North Korea has asked embassies to consider moving staff out and warned it cannot guarantee the safety of diplomats after April 10, Britain said yesterday, amid high tension and a war of words on the Korean peninsula.

The requests come on the heels of declarations by the Government of the secretive communist state that real conflict is inevitable, because of what it terms “hostile” US troop exercises with South Korea and UN sanctions imposed over North Korea’s nuclear weapons testing.

“The current question was not whether, but when a war would break out on the peninsula,” because of the “increasing threat from the US”, China’s state news agency Xinhua quoted the North’s Foreign Ministry as saying.

It added that diplomatic missions should consider evacuation.

Britain said its embassy in Pyongyang had been told by the North Korean Government it “would be unable to guarantee the safety of embassies and international organisations in the country in the event of a conflict”.

“We believe they have taken this step as part of their continuing rhetoric that the US poses a threat to them,” Britain’s Foreign Office said.

It said it had “no immediate plans” to evacuate its embassy and accused the North Korean Government of raising tensions “through a series of public statements and other provocations”.

A Polish spokesman said Warsaw saw the latest statements by Pyongyang as “an inappropriate element of building up the pressure and we obviously think that there is no risk from outside on North Korea”. He added that the Polish embassy saw no need to move staff out.

“This question has been directed to all embassies that are on the ground in Pyongyang,” a Swedish Foreign Office official said.

Under the Vienna Convention that governs diplomatic missions, host governments are required to help get embassy staff out of the country in the event of conflict.

Russia’s Foreign Ministry said North Korea had “proposed that they should consider the evacuation of employees in the increasingly tense situation”, according to a its embassy in Pyongyang.

Moscow said it was “seriously studying” the request. A statement from its foreign ministry said Russia hoped all parties would show restraint and considered “whipping up military hysteria to be categorically unacceptable”.

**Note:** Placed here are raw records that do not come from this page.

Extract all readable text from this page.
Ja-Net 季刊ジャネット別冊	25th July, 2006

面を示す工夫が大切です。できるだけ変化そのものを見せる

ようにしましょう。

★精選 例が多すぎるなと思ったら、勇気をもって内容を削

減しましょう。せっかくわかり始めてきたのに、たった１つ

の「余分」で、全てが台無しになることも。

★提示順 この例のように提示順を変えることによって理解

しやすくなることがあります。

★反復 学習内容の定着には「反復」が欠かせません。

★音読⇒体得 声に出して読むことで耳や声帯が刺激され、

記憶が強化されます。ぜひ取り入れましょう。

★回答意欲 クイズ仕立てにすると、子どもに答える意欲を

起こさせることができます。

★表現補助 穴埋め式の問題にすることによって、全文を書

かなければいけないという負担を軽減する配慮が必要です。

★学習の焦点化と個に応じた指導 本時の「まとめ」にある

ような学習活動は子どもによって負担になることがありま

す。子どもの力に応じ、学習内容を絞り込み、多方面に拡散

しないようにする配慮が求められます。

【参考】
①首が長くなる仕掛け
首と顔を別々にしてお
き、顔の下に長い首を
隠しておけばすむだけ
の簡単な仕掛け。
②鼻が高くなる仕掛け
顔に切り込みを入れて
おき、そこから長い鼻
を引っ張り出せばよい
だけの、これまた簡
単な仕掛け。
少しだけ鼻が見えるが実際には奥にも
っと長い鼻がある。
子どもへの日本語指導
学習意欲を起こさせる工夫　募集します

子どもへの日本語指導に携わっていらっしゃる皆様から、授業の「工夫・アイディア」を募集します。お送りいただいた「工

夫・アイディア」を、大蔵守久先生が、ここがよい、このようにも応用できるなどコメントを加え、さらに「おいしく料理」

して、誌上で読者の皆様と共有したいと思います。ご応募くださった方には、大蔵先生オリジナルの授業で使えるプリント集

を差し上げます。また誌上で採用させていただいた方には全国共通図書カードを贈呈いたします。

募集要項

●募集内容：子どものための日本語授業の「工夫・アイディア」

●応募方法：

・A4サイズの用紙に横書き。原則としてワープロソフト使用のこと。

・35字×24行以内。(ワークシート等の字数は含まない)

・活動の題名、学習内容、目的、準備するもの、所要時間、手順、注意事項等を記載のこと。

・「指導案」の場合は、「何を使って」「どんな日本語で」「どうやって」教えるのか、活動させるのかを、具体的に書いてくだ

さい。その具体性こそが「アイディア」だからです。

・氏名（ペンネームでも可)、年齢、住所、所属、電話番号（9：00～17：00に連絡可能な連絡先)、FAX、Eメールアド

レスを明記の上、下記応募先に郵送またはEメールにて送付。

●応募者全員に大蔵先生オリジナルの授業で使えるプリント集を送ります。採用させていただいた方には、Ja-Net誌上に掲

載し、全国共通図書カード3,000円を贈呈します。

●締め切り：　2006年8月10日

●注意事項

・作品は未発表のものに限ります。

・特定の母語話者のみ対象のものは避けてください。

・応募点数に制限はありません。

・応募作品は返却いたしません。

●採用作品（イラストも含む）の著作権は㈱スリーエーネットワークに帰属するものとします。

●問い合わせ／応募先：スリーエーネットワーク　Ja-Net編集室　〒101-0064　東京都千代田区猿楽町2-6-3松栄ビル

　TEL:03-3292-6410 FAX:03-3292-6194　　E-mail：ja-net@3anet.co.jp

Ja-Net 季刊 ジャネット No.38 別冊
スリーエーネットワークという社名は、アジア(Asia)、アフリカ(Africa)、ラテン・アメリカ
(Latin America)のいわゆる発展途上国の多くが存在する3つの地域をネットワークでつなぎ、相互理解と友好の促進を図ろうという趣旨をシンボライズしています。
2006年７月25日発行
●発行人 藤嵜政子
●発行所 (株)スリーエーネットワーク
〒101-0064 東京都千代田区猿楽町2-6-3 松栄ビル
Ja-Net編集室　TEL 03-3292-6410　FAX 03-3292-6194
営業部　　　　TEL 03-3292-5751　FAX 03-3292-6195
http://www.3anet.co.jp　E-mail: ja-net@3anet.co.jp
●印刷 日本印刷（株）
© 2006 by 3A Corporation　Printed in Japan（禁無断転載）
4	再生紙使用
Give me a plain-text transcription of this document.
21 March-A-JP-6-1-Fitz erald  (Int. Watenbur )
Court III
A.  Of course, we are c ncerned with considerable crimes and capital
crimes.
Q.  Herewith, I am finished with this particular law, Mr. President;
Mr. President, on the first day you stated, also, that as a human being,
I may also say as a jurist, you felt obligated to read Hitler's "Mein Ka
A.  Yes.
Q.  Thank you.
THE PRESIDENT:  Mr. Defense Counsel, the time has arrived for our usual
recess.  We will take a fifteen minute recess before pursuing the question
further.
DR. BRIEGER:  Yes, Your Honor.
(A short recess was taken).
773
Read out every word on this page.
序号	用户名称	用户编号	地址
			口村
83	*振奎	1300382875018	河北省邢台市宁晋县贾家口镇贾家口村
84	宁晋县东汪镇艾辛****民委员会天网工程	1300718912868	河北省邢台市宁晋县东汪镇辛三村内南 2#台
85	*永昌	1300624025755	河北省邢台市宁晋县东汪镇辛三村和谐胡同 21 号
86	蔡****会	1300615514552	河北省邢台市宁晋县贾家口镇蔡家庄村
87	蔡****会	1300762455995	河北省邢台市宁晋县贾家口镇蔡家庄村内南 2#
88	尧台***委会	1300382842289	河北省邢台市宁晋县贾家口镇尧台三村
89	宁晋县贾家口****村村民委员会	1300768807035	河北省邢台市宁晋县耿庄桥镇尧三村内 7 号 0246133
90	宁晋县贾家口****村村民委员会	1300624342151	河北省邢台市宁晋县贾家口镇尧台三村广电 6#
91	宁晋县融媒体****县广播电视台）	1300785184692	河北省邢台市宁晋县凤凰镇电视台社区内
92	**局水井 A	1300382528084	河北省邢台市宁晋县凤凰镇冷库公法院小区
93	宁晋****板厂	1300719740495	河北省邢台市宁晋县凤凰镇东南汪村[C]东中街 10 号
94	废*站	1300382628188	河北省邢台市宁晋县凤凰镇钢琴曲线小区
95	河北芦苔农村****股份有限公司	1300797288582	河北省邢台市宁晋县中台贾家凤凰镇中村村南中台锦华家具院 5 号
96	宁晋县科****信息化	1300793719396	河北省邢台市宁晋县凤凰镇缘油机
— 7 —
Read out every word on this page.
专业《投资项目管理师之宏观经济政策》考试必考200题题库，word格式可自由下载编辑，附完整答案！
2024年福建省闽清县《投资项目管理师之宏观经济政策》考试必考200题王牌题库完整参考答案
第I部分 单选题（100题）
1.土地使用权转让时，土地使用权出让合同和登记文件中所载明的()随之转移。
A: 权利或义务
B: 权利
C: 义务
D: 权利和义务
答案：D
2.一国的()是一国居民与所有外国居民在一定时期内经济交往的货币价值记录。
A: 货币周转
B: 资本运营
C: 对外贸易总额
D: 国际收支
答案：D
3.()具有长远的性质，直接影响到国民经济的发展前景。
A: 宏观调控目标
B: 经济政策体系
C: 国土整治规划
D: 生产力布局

In a fusillade of statements over the past month, North Korea has threatened to stage a nuclear strike on the US, something it lacks the capacity to do, according to most experts, and has declared war on South Korea. Military analysts say North Korea might be able to hit some part of the US, but not the mainland and not with a nuclear weapon.

The threats against the US by North Korea’s young leader Kim Jong-un are “probably all bluster”, said Gary Samore, until recently the top nuclear proliferation expert on President Barack Obama’s national security staff.

The North Koreans “are not suicidal. They know that any kind of direct attack (on the US) would be the end of their country,” he added.

Yesterday, South Korean media reported that North Korea had placed two of its intermediate-range missiles on mobile launchers and hidden them on the east coast of the country in a move that could threaten Japan or US Pacific bases. The report could not be confirmed.

Speculation centred on two kinds of missiles, neither of which is known to have been tested.

One is the so-called Musudan missile that South Korea’s Defence Ministry estimates has a range of up to 3,000 kilometres.

The other is the KN-08, which is believed to be an inter-continental ballistic missile.

The North has always aggressively condemned the regular military exercises held by US forces and their South Korean allies, but its reaction to this year’s has reached a blistering new pitch.

Kim Jong-un, 30, is the third member of his dynasty to rule North Korea. He took over in December 2011 after the death of his father Kim Jong-il.